We evaluated safety and immunogenicity observations pooled from 8 clinical trials of recombinant human thrombin (rThrombin), an active topical hemostatic agent. Recombinant thrombin was applied with an absorbable gelatin sponge or spray applicator during a surgical procedure (day 1). Adverse events and laboratory parameters were monitored until study end (day 29). Immunogenicity was evaluated after study completion on plasma samples collected at baseline and on day 29. Studies included 583 rThrombin-treated patients (median age, 59 years; 54% men). Surgical procedures included: spinal, 33% of patients; hepatic resection, 14%; peripheral arterial bypass, 23%; arteriovenous graft formation for hemodialysis access, 18%; and skin graft after burn wound excision, 12%. Adverse events reported for >or= 10% patients included incision site pain, procedural pain, nausea, constipation, pyrexia, anemia, insomnia, vomiting, and pruritus.

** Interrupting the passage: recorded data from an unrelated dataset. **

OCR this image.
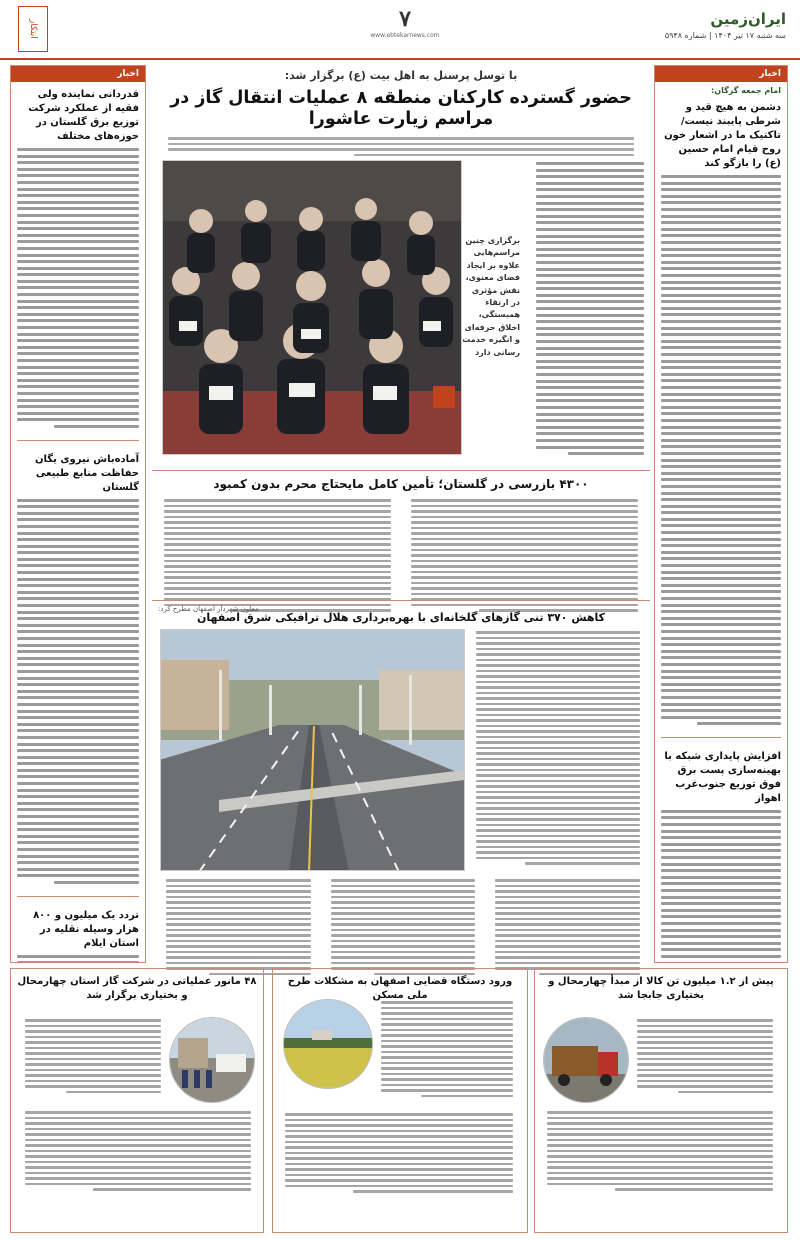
ایران‌زمین
سه شنبه ۱۷ تیر ۱۴۰۴ | شماره ۵۹۴۸
۷
www.ebtekarnews.com
ابتکار
اخبار
امام جمعه گرگان:
دشمن به هیچ قید و شرطی پایبند نیست/ تاکتیک ما در اشعار خون روح قیام امام حسین (ع) را بازگو کند
افزایش پایداری شبکه با بهینه‌سازی پست برق فوق توزیع جنوب‌غرب اهواز
اخبار
قدردانی نماینده ولی فقیه از عملکرد شرکت توزیع برق گلستان در حوزه‌های مختلف
آماده‌باش نیروی یگان حفاظت منابع طبیعی گلستان
تردد یک میلیون و ۸۰۰ هزار وسیله نقلیه در استان ایلام
با توسل پرسنل به اهل بیت (ع) برگزار شد:
حضور گسترده کارکنان منطقه ۸ عملیات انتقال گاز در مراسم زیارت عاشورا
برگزاری چنین مراسم‌هایی علاوه بر ایجاد فضای معنوی، نقش مؤثری در ارتقاء همبستگی، اخلاق حرفه‌ای و انگیزه خدمت رسانی دارد
۴۳۰۰ بازرسی در گلستان؛ تأمین کامل مایحتاج محرم بدون کمبود
معاون شهردار اصفهان مطرح کرد:
کاهش ۳۷۰ تنی گازهای گلخانه‌ای با بهره‌برداری هلال ترافیکی شرق اصفهان
پیش از ۱.۲ میلیون تن کالا از مبدأ چهارمحال و بختیاری جابجا شد
ورود دستگاه قضایی اصفهان به مشکلات طرح ملی مسکن
۴۸ مانور عملیاتی در شرکت گاز استان چهارمحال و بختیاری برگزار شد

Five of 552 patients developed antibodies to rThrombin (0.9%; 95% CI, 0.3 to 2.1; day 29); antibodies did not neutralize the biologic activity of native human thrombin. At baseline, 12 patients had pre-existing, antibodies recognizing rThrombin (12 of 552; 2.2%; 95% CI, 1.1 to 3.8); these patients had no previous exposure to rThrombin and their antibody titer did not increase >or= 1.0 unit (>or= 10-fold) at day 29. Results from 8 clinical trials collectively demonstrated that rThrombin is well tolerated in numerous surgical settings when used as a topical adjunct to hemostasis. Adverse events and changes in laboratory parameters were consistent with commonly reported postoperative events. Less than 1% of patients developed antibodies to rThrombin; the antibodies did not neutralize native human thrombin.